1985年に発売され、日本国内で681万本、全世界では実に4,024万本の売り上げを記録し、空前の大ブームを巻き起こした任天堂のゲームソフト「スーパーマリオブラザーズ」。
その未開封英語版カセットが10日(現地時間)、米オークションサイト「ヘリテージオークションズ」で、11万4000ドル(約1218万円)で落札されたと、CNNテレビが伝えた。
この価格は、同オークションサイトのゲーム落札における歴代最高額だというが、
「今回落札されたスーパーマリオは『Super Mario Bros. – Wata 9.4 A+ Sealed NES Nintendo 1985 USA』と表記され、WataGamesという鑑定機関によってかなり良好な状態だとお墨付きを与えられています。このソフトのパッケージは『ブラック・ボックス』と呼ばれ、当時、1年間で4種類のバージョンが製造されたものの、各バージョンとも生産期間が数カ月と短いことから、現物もさることながらパッケージも激レアとされ、めったにお目にかかれない逸品。
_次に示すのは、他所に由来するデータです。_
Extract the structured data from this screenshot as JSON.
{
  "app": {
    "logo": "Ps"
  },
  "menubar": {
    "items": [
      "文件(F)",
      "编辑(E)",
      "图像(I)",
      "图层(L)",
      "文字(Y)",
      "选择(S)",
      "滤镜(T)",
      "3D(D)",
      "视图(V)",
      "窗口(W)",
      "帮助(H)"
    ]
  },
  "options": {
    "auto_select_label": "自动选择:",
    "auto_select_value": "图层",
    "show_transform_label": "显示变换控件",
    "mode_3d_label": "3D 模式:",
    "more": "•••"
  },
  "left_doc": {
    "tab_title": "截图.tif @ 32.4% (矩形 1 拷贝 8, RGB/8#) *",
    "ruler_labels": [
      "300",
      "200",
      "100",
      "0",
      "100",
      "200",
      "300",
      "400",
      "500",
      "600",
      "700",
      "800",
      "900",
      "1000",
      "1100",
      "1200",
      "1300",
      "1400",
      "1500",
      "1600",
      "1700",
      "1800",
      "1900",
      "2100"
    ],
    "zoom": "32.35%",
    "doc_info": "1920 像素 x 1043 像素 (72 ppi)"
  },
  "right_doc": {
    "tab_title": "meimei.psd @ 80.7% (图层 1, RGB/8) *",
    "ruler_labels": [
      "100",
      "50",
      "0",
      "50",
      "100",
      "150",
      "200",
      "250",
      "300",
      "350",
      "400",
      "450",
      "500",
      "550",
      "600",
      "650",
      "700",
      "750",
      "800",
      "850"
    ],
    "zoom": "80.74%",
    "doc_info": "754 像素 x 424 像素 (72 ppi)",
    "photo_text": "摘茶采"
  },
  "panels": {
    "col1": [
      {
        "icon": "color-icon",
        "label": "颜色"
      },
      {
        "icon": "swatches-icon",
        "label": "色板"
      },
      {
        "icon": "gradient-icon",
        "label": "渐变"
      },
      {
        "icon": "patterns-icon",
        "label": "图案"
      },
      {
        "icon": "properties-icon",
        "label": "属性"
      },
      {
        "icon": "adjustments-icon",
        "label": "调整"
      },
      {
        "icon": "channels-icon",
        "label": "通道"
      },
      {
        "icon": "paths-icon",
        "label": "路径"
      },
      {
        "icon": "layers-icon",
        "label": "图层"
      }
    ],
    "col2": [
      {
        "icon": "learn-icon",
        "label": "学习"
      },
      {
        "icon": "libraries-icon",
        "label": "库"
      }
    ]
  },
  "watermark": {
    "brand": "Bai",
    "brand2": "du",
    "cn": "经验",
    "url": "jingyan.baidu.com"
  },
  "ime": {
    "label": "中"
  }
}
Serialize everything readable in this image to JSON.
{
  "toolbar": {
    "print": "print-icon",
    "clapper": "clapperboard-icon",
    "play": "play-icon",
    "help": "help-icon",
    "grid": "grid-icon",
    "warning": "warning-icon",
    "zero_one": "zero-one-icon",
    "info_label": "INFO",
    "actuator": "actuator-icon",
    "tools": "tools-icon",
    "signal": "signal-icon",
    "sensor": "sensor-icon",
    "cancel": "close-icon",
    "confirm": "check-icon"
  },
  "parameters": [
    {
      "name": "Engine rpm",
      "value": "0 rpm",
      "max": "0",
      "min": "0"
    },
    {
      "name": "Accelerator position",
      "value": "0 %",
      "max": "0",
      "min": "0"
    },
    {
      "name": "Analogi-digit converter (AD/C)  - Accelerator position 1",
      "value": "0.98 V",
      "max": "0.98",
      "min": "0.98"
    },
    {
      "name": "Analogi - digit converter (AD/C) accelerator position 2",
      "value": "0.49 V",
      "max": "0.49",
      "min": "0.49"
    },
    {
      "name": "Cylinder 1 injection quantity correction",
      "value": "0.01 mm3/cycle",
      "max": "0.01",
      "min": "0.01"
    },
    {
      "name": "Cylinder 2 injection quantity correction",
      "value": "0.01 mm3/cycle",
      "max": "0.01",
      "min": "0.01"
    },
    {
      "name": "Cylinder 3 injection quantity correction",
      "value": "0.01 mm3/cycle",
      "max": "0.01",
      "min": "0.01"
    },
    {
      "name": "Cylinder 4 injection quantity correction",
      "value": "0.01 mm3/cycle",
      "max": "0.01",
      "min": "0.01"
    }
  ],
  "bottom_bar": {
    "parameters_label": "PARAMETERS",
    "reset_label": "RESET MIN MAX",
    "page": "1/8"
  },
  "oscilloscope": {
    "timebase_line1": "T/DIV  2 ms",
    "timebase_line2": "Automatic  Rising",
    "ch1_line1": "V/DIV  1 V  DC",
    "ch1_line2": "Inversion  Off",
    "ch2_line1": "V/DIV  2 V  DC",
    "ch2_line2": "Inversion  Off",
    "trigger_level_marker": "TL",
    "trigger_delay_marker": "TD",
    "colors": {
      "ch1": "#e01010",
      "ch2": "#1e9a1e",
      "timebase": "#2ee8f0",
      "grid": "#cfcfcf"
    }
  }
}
Hangtabという商品を吊り下げるための部分に、目立った損傷が見られなかったのも評価されたポイントではないでしょうか。実は昨年2月にも同様のソフトが約1100万円で落札されていますが、今回はそれより118万円上乗せされたわけですからね。まだまだ、値上がりが予想されますね」(ゲーム雑誌編集者)
このニュースを受け、SNS上には往年のマリオファンと思しきユーザーたちからの書き込みが殺到。とはいえ、その評価は真っ二つに分かれているようで…。
《現在の人気や当時の衝撃を鑑みると、億まで引き上がっても納得できる》《芸術品と思うと感慨深い。100年もすればゴッホやピカソのような価値を持つものもあるかもね。限定品である程収集家には堪らないんだろうなぁ》といった意見がある一方、
《ゲームもおもちゃもクタクタになるまで遊んで、それが自分に取ってのプライスレス。遊ばないで保管して高値で売るなんか邪道だわ》《この手の高値取引は例えるなら初恋の子に初めて貰ったプレゼントみたいな物だ。本当に大切なのはプレゼントその物ではなく、その子との思い出だろうに。物はメモリーを増やすための手段に過ぎない》と、ゲームとみずからの人生をオーバーラップさせ、一抹の寂しさを訴えるような意見も少なくなかった。
なお、出品者については、シークレットとされているが、同オークションで鑑定したスペシャリストの「(おそらく1987年に)購入されたのち、どこかに置き忘れられたようだ」という談話が紹介されると、今度は《80年代に子供が事故などで突然亡くなるなどして、親が子供の部屋をそのままにしておき、現代になり、その親も亡くなってしまい、整理をしていたら出てきたとかなら悲しい》など、独自のストーリーを展開するユーザーもいて、改めて時代の流れを感じさせられることとなった。
80年代に青春を過ごした人々にとって「マリオ」は、文字通り青春の1ページ。未開封のままオークションに出品され、おそらく今後も誰にも遊んでもらえないゲームソフトの“無念”を考えると、「高額落札」をめぐって意見が対立するのは、当然のことなのかもしれない。